Hilda Goldsteins Eltern waren Samuel Einstein und Fanny, geborene Lang. Am 20. Juli 1893 heiratete sie in München ihren Heinrich (s. links). Das Paar hatte eine Tochter, Dora (geb. am 2. März 1895 in München). Hilda und ihr Gatte lebten zusammen in der Mariahilfstraße, ab dem ersten Kriegsjahr erst im Übernachtungsheim Wagnerstraße, dann im Altenheim Mathildenstraße und ab 1942 im Barackenlager Knorrstraße. Hilda wurde mit ihrem Mann nach Theresienstadt deportiert und in Treblinka vergast.

Hilda Goldstein
Hilda Goldstein © Stadtarchiv

Heinrich Goldstein

Der Kaufmann Heinrich Goldstein wurde am 29.12.1862 in Welbhausen (Kreis Uffenheim, Mittelfranken) geboren. Seine Eltern waren der Metzgermeister Samson Goldstein und Doris (geb.
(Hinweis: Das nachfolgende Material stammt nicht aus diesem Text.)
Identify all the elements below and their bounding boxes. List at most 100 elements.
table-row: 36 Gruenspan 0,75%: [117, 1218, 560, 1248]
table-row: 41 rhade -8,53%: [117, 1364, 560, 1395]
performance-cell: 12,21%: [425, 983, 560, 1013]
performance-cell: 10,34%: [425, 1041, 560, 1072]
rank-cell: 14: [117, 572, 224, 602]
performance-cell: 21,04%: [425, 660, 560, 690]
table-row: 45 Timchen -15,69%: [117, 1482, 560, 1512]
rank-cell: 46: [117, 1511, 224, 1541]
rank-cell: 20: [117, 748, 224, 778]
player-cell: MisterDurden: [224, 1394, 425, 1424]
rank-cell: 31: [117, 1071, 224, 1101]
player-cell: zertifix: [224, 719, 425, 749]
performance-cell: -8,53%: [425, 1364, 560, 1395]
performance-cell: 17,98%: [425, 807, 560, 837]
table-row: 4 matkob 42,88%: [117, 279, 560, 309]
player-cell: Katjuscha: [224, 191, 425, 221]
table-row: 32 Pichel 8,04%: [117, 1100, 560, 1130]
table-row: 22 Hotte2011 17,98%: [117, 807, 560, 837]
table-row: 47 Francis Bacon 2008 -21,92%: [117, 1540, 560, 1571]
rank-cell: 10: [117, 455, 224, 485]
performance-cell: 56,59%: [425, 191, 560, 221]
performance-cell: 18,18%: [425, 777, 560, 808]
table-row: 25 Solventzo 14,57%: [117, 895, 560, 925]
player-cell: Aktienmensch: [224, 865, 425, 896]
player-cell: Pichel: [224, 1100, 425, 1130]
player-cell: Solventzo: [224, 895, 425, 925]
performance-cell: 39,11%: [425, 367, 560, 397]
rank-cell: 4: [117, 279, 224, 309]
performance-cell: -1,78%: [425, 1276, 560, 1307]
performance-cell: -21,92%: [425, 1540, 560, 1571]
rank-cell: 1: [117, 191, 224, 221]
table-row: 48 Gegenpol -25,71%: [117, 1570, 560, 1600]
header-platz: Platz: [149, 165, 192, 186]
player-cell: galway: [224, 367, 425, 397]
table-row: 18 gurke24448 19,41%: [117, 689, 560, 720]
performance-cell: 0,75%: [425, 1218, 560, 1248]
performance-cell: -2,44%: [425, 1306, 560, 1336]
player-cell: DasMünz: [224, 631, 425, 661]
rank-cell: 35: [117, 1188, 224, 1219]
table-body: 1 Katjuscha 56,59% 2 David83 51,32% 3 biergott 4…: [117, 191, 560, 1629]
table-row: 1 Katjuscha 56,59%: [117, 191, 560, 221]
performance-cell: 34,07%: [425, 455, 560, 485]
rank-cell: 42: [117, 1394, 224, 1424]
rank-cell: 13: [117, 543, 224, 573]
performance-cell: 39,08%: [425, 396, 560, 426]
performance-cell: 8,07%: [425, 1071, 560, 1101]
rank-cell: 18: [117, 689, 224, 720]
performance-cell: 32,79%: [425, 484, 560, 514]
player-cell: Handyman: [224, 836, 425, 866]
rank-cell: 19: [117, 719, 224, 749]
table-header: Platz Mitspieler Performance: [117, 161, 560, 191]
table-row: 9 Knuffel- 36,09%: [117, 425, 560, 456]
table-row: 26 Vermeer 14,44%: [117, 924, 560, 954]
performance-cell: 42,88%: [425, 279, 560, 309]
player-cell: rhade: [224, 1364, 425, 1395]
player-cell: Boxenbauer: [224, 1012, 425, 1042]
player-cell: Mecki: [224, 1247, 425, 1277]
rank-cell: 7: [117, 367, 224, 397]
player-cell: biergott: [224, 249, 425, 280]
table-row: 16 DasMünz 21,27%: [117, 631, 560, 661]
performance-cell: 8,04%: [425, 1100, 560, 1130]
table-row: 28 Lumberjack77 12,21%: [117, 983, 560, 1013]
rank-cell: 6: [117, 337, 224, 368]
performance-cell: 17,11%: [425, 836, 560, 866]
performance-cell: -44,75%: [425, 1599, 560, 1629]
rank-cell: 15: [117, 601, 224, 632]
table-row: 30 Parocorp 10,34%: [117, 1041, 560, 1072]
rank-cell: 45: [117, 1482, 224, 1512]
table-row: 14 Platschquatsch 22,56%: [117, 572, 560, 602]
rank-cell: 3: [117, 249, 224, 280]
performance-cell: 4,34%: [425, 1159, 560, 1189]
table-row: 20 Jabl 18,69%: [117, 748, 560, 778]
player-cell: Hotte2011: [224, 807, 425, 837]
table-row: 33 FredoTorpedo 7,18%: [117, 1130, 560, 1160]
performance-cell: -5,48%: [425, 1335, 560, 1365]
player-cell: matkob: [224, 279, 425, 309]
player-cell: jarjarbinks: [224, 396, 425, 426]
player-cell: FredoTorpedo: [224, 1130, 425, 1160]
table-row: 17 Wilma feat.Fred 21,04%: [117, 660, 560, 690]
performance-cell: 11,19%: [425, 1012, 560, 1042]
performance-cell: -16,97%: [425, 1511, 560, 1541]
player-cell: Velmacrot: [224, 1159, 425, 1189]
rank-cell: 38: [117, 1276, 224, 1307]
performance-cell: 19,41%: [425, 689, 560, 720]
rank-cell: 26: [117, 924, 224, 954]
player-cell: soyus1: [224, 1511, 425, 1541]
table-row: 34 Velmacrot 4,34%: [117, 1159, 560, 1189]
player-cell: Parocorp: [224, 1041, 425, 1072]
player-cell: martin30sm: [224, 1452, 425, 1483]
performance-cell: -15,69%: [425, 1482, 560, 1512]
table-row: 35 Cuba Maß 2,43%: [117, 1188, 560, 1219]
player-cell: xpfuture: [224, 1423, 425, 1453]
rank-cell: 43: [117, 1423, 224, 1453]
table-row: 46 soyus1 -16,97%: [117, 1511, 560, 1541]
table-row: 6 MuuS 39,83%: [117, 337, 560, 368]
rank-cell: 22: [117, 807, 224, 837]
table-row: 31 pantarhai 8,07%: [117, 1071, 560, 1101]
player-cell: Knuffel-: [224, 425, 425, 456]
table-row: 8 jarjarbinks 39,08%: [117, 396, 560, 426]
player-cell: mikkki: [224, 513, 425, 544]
Neustein). Heinrich heiratete 1893 in München seine Hilda (geb. Einstein), die aus Buttenwiesen im Landkreis Dillingen stammte. Goldstein ist am 1. Juli 1893 nach München gekommen, um hier zu leben. 1942 wurde er nach Theresienstadt deportiert und in Treblinka ermordet.

Heinrich Goldstein
Heinrich Goldstein © Stadtarchiv

Dora Helbing

Dora Helbing (geb. Goldstein) wurde am 2. März 1895 in München geboren. Ihre Eltern hießen Friedrich Heinrich Goldstein und Hilda Goldstein – ihr Schicksal können Sie unter den Ziffern 1 und 2 links unten nachlesen. Am 22. Mai 1941 heiratete die Sekretärin ihren Friedrich David. Dora lebte zunächst bei ihren Eltern in der Mariahilfstraße 9, seit 1941 mit ihrem Gatten in der Corneliusstraße 1. Ermordet am 13.3. 1943 in Auschwitz.

Dora Helbing
Dora Helbing. © Stadtarchiv

Friedrich David Helbing

Der am 16. Dezember 1888 in München geborene Kunsthändler trat in die Fußstapfen seines Vates Hugo, der ebenfalls Kunsthändler war und mit Sofie (geb. Liebermann) verheiratet war. Friedrich David Helbing heiratete am 27. Mai 1941 Dora (geb. Goldstein, s.o.), ebenfalls eine gebürtige Münchnerin. Am 13. März 1943 wurde Friedrich David Helbing ins KZ Auschwitz deportiert – und noch am gleichen Tag in dem Vernichtungslager in Polen ermordet.

Friedrich David Helbing
Friedrich David Helbing. © Stadtarchiv

Emil Oestreicher

Emil Oestereicher, Kürschner, geb. 1873, lebte an der Türkenstraße 26. Wurde 1942 nach Theresienstadt verschleppt und ermordet.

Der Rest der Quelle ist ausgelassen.